Sign up to take part
Registered users can ask their own questions, contribute to discussions, and be part of the Community!
Is it possible in dataiku dss to run same code multiple time in parallel with same datasets in inputs and outputs?
I am trying to execute single DSS Code Recipe(Python and SQL) multiple times in in parallel to perform on the 100 crores of data for 7 time duration with 200 number of brands with 500 columns.
So I want to perform the core recipe in parallel in any of the engines are available in Dataiku.
Could anyone help me to work such kind of thing without overload on engines and without timeout the execution?
If we have anything please suggest the solution.
Thank you in advance
Welcome to the Dataiku Community. We are so glad that you are joining us.
First of all, I am not an expert on this. However, from what I know about DSS, I would think that you would be thinking about running with what dataiku calls a partitioned dataset on each of the subsets you want to run your process against. Also I suspect you may want to run with a parallel data processing environment, like SPARK.
Others, please jump in on this conversation. I’d like to hear and learn more about how others would approach a project like this.
The fundamental concept in Dataiku is that the project flow can only run a single instance at the time. Think how the outputs of a recipe work, Dataiku will generally truncate and rebuild output datasets. Partitions may allow some paralelisation in some datasets but it's not feasable to have all datasets partitioned. And the output of a partitioned dataset may well be a non-partitioned dataset so how do you handle that case?
One alternative for recipe isolation is the Application-as-recipe option. In this alternative you can execute the same code using different inputs and outputs since it clones the recipe and runs in isolation for the each set of inputs and outputs. But this option it's not designed for scalability, just for code reusability.
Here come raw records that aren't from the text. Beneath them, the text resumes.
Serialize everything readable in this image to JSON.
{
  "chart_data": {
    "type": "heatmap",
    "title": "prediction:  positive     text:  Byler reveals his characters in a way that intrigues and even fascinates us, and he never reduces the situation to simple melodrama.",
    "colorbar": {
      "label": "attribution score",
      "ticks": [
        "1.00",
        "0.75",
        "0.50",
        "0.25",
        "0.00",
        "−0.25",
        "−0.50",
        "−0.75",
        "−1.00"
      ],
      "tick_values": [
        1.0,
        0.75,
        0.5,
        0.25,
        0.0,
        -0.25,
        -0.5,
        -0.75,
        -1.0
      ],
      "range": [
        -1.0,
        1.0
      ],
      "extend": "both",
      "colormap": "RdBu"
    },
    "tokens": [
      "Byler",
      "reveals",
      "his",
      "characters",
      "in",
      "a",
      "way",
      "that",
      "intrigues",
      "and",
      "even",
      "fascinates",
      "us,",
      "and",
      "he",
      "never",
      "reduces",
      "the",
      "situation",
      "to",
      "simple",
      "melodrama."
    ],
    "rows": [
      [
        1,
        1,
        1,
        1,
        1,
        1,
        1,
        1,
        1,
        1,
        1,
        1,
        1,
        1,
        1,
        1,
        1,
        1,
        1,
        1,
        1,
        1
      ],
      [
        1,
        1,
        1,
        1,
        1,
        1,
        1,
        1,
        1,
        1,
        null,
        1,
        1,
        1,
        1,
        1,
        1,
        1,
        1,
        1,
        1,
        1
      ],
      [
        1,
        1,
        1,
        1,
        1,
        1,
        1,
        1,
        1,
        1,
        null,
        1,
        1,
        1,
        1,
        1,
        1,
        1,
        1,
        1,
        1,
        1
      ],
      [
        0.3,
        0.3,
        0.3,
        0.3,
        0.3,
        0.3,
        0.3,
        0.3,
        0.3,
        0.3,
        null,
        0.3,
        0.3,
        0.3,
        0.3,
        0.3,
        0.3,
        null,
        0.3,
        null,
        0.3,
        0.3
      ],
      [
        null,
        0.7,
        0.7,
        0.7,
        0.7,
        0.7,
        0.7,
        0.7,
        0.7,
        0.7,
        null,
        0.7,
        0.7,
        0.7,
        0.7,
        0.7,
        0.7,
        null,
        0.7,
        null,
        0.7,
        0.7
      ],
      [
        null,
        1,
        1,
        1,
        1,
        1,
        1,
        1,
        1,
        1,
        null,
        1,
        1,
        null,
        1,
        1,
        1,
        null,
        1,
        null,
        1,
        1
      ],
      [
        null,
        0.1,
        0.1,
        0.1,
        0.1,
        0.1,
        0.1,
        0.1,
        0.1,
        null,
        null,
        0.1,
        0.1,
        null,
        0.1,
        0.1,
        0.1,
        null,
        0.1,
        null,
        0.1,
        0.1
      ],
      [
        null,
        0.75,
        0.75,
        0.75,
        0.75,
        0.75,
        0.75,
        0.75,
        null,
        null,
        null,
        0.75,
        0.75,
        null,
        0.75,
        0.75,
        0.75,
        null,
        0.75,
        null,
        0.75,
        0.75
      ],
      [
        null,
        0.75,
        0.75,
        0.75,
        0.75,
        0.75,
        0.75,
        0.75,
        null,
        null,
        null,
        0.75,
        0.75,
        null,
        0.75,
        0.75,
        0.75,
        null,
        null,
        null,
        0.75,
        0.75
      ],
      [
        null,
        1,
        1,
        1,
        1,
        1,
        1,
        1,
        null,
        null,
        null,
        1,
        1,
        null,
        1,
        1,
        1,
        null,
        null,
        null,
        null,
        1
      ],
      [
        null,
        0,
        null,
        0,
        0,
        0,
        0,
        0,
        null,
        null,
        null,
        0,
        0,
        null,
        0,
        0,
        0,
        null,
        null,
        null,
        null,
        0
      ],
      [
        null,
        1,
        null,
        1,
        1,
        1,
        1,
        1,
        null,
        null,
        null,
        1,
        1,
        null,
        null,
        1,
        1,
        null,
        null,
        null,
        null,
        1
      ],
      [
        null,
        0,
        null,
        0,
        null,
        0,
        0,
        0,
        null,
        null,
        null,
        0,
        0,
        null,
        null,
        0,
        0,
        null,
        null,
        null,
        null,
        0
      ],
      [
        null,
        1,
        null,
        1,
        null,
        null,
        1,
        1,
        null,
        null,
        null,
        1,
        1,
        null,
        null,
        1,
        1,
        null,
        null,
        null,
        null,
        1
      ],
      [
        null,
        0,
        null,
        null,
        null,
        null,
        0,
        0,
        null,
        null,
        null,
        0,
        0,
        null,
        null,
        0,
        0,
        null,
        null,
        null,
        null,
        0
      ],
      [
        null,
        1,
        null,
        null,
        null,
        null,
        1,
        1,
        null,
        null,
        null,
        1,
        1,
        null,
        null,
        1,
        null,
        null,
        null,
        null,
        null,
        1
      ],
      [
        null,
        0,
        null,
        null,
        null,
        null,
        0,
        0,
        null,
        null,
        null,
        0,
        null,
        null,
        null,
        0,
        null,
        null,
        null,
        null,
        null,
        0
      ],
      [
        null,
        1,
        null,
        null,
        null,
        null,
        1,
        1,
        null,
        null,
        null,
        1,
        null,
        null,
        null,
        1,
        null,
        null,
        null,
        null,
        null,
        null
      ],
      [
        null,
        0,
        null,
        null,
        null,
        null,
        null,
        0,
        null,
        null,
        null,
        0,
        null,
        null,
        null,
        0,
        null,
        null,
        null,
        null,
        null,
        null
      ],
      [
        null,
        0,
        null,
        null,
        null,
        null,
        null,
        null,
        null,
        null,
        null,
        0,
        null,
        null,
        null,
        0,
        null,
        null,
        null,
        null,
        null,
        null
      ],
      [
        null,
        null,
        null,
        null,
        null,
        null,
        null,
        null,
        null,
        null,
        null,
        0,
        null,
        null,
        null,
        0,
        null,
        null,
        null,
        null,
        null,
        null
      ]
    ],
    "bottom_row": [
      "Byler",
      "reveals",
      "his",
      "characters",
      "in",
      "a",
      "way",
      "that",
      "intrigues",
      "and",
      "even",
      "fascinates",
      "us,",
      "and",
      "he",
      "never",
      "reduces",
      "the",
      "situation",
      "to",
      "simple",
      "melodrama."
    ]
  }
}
Neither of the above are good parallel solutions. Aside from using SPARK like Tom suggests your other option is a poor man's paralelisation of the flow. This can be done by splitting your data with a split recipe so that you can have multiple branches of flow execution running at the same time. In this design you don't "break" flow rules since eahc execution branch uses separate inputs and outputs. This may require slicing the data by some column. In your case you use brand and have 20 brands per flow branch and 10 flow execution branches. Of course this will add some overhead as you first split the data and then combine it back again after processing. And of course you will be subject to the Concurrent activities limits like the Global limit and Per job limit and to the number of cores available in your system.